CONTRIBUTOS DA COMUNICAÇÃO SOCIAL PARA O ASSASSINATO DA DEMOCRACIA
A comunicação social nos nossos dias reproduz como nunca a ideologia dominante. Seja na TV, na rádio ou nos jornais.
Como negócio rege-se pelas leis do lucro. As audiências, ou as tiragens, com as consequentes receitas da publicidade, determinam, em última análise, os seus conteúdos essenciais.
A lei basilar da chamada economia de mercado da concentração e centralização do capital também se manifesta neste sector. A existência de um sector público com peso significativo em vários países atenua, mas não altera significativamente o panorama. As fontes de informação são cada vez mais afuniladas. Uma dúzia de grupos económicos controlam a esmagadora maioria do sector a nível planetário.
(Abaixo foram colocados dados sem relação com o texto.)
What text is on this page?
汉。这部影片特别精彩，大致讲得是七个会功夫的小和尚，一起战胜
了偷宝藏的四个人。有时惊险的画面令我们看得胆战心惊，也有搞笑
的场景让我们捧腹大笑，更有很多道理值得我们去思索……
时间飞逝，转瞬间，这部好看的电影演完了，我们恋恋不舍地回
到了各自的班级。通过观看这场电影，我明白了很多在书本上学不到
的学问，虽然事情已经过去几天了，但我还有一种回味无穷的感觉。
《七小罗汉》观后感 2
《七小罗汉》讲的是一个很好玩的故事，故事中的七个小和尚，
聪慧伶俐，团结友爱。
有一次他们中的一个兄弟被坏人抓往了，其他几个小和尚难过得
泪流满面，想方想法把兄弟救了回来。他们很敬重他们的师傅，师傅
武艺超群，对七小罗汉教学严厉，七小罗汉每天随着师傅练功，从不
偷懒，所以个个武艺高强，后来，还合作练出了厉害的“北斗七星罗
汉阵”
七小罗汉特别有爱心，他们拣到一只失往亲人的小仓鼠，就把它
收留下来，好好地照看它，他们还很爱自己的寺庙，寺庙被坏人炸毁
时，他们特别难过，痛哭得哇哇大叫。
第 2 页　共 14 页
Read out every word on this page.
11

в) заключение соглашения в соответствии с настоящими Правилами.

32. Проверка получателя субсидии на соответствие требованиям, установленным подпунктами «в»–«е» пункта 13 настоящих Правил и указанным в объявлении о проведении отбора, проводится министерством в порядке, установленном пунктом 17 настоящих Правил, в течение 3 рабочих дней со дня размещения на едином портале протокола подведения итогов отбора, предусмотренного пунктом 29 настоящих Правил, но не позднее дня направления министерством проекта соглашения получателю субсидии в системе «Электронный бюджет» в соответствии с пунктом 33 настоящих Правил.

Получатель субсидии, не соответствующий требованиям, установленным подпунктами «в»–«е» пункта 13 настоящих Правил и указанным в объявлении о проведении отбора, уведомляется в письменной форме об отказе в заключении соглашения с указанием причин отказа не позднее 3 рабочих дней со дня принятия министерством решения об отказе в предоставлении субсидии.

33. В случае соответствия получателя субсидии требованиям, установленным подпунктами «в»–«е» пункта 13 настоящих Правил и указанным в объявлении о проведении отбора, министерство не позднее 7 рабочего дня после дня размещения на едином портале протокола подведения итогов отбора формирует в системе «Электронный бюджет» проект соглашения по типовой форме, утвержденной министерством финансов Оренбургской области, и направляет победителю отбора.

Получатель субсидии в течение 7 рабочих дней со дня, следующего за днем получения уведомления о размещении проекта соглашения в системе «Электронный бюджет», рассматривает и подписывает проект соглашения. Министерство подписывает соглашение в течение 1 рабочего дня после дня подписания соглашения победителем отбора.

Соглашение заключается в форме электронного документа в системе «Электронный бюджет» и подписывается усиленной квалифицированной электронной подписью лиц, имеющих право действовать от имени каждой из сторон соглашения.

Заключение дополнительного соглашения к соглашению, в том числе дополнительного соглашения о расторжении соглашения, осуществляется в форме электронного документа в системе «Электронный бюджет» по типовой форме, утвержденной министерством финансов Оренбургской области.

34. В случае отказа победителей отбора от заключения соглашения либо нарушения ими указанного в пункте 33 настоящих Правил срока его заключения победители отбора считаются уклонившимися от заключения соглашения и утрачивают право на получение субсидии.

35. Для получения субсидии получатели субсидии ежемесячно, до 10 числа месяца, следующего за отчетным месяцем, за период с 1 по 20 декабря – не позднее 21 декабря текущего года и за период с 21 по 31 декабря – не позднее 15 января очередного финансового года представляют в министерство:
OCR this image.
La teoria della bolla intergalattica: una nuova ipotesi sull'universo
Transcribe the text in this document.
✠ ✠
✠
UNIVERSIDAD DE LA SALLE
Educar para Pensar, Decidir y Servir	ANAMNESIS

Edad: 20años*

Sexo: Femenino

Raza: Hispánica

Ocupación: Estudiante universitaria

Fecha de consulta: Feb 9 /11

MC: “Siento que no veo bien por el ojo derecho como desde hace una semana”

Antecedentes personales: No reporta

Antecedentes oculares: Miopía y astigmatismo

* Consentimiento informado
Os traços dominantes do que é difundido, ainda que com diferentes matizes, são comuns a públicos e privados. A defesa de que o capitalismo é o fim da história. Que a democracia, tal como a conhecemos, não sendo perfeita, não tem alternativa. A fabricação de factos políticos. A “venda” como notícias de acontecimentos acessórios: escândalos, crimes, desgraças. Os reality show. A vida da chamada alta sociedade apresentada como padrão. A primazia das sondagens, barómetros, estudos de opinião sobre a própria realidade. A ostracização de quem defende vias alternativas.
Mas também o que não se noticia. O que se silencia é, na maior parte das vezes, tão ou mais importante do que o que se publica.
Como, noutro plano, o facto de o volume da informação hoje disponível ser de tal ordem que é correcto afirmar que a “mais informação” raramente corresponde “melhor informação”. O “bombardeamento mediático”, com a televisão à cabeça, em vez de ajudar a compreender melhor o mundo pode conduzir a que as pessoas pura e simplesmente não tenham tempo suficiente para pensar.
A ausência de contextualização do que se noticia, a própria semântica, são igualmente planos onde se manifesta claramente o esforço para a padronização do pensamento.
Os exemplos abundam.
Em 1965 Suharto, na Indonésia, a pretexto de um golpe de estado encabeçado pelo Partido Comunista, desencadeou uma feroz repressão. A BBC, tida como órgão de referência, deu como provado a existência do golpe. A notícia espalhou-se por todo o planeta, contribuindo para a neutralização do protesto de amplos sectores da opinião pública mundial. Três milhões de mortos depois a BBC veio reconhecer que tinha sido manipulada. Apresentou desculpas. Mas os homens, mulheres e crianças, vítimas mortais da repressão, já não podiam receber esse acto de contrição.
Mais perto de nós é conhecida a actuação da TV pública francesa na criação do massacre de Timissoara. Acontecimento, reconhecidamente fabricado, que conduziu directamente ao derrube de Ceaucescu na Roménia. Os responsáveis foram demitidos. Mas, para o bem e para o mal, um regime político tinha sido derrubado com base numa mentira televisiva.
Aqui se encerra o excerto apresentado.